By MONTE DUTTON

The Friday-night lights are full of skilled high-school quarterbacks who fill the air with passes. Sometimes those who are merely efficient get lost in all the clutter.
Clinton High School has an underrated junior who came in handy in the Red Devils’ 42-18 victory over Palmetto on Friday night in the first round of the Class 3A football playoffs.
Kid by the name of Tushawan Richardson. He’s no secret in these parts.
Clinton was obviously expected to win. About 1,000 of the fans who normally frequent Wilder Stadium expected it enough to stay home. It was cold.
Sometimes a playoff back bencher like Palmetto (3-8) surprises the favored team with an unexpected tactic. The Mustangs tried. Their quarterback, Brooks Janssen, completed 19/36 passes for 261 yards, three touchdowns and was intercepted only once*. Palmetto actually led at the end of the first quarter. It was tight for a half.
The Red Devils grew frustrated by big plays that kept being erased by disagreements between what they thought they could do and the officials’ estimation. Clinton had 105 yards of penalties, 76 of them in the first half.
It was all very frustrating.

Clinton (9-2) needed a calm leader besides the ones on the sidelines. One of Corey Fountain’s common ways of referring to his quarterback is to say that Richardson has “a hot heart and a cool head.”
Richardson didn’t throw but 12 passes. He completed 10. Four went for touchdowns. One was intercepted. One landed on the ground.
“We knew we were a better team,” Richardson said. “We just hung in there, and Coach was, like, we’ve just got to fix it, get it right, keep pounding, get the scoreboard clicking and we ended up pulling away towards the end.”
Richardson didn’t run the ball but six times. He gained 30 yards. He knew where he was going on a night when others found the right direction mysterious. He knew he was going four times apiece to Kadon Richardson and Zay Johnson, each for four touchdowns and together for 95 yards (45 and 50). He knew where Kelaja Byrd and Zane McLendon were. They each caught one.

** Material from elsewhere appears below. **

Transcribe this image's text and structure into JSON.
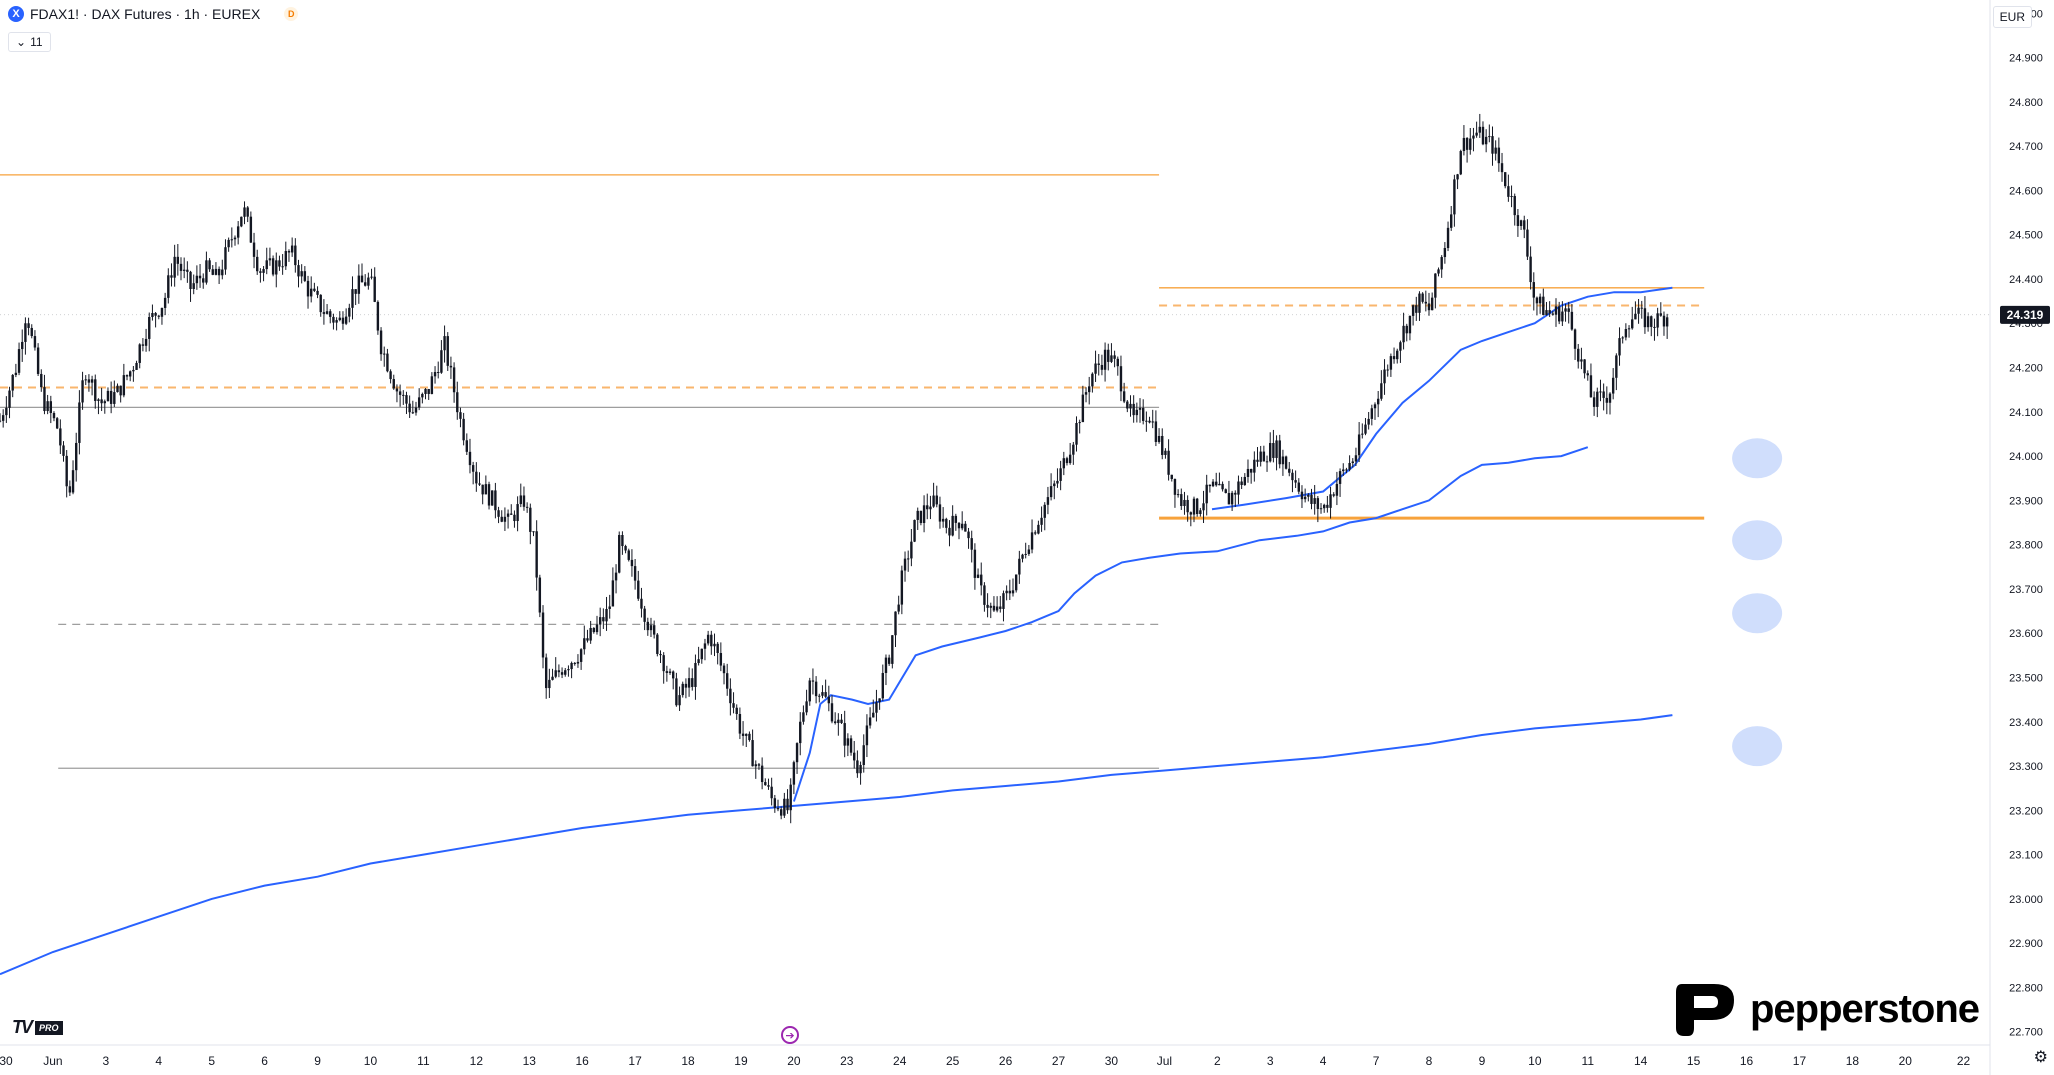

McLendon gave the rushing game a similar lift, rushing 10 times for 45 yards. He wasn’t the leading rusher – he was third on the list, behind Tray Cook with 79 and D.J. Clark with 77 – but gave the Mustangs a different threat to consider.
Richardson was the center of Clinton versatility, and versatility is what tamed the Mustangs. Palmetto passed for 261 yards, but rushed for a net of 26. The Devils rushed for 279 yards, split six different ways.
Crawford scored twice by air, once by land, snagged for 50 yards and toted for 35.
Palmetto’s effort was admirable, but the Mustangs spent the second half hemmed in on too many sides, and the predictable result was four consecutive Red Devil touchdowns from the 2:47 mark of the third quarter to the 6:23 mark of the fourth. A tense 14-12 turned into a comfortable 42-12.
The Clinton defense indulged Janssen and the Mustangs a face-saving bomb of 43 yards as a lovely parting gift, but the cohesiveness of both Red Devil platoons left no escape but a bus ride back to Williamston.
“We were ready,” said Fountain. “We had them prepared the way they needed to be prepared. You’ve got to remember, on the second play, we bust a touchdown and it gets called back. Another play, we had a false start. That would’ve been a touchdown. We just shot ourselves in the foot. We had the kind of stuff you can’t have in playoff games, but if you score and you execute those, you get momentum, and then the ball starts rolling and you get a fast start.”
Richardson didn’t shoot himself in the foot. Neither did Crawford and Johnson, McLendon, Cook, Brett Young and a dozen others. In the end, it was just about the way of Johnny Cash and June Carter that the Red Devils handled the Mustangs:
I’m going to Jackson / You turn and loosen my coat / Cause I’m going to Jackson /
Goodbye that’s all she wrote.
During 8 minutes, 47 seconds of second-half magic, order was restored in Clinton High’s universe. It took a while, but the rocket took off.
“Palmetto had a good game plan,” Fountain said. “A lot of credit to them. We didn’t execute well in the first half. We were in a dog fight.
“This will help us later in the playoffs because we’re becoming battle tested.”
*A couple Byrds, Kaleja and Mikevious, flew off with interceptions, but one was off Elias Govea, setting up Richardson’s 10-yard strike to Richardson.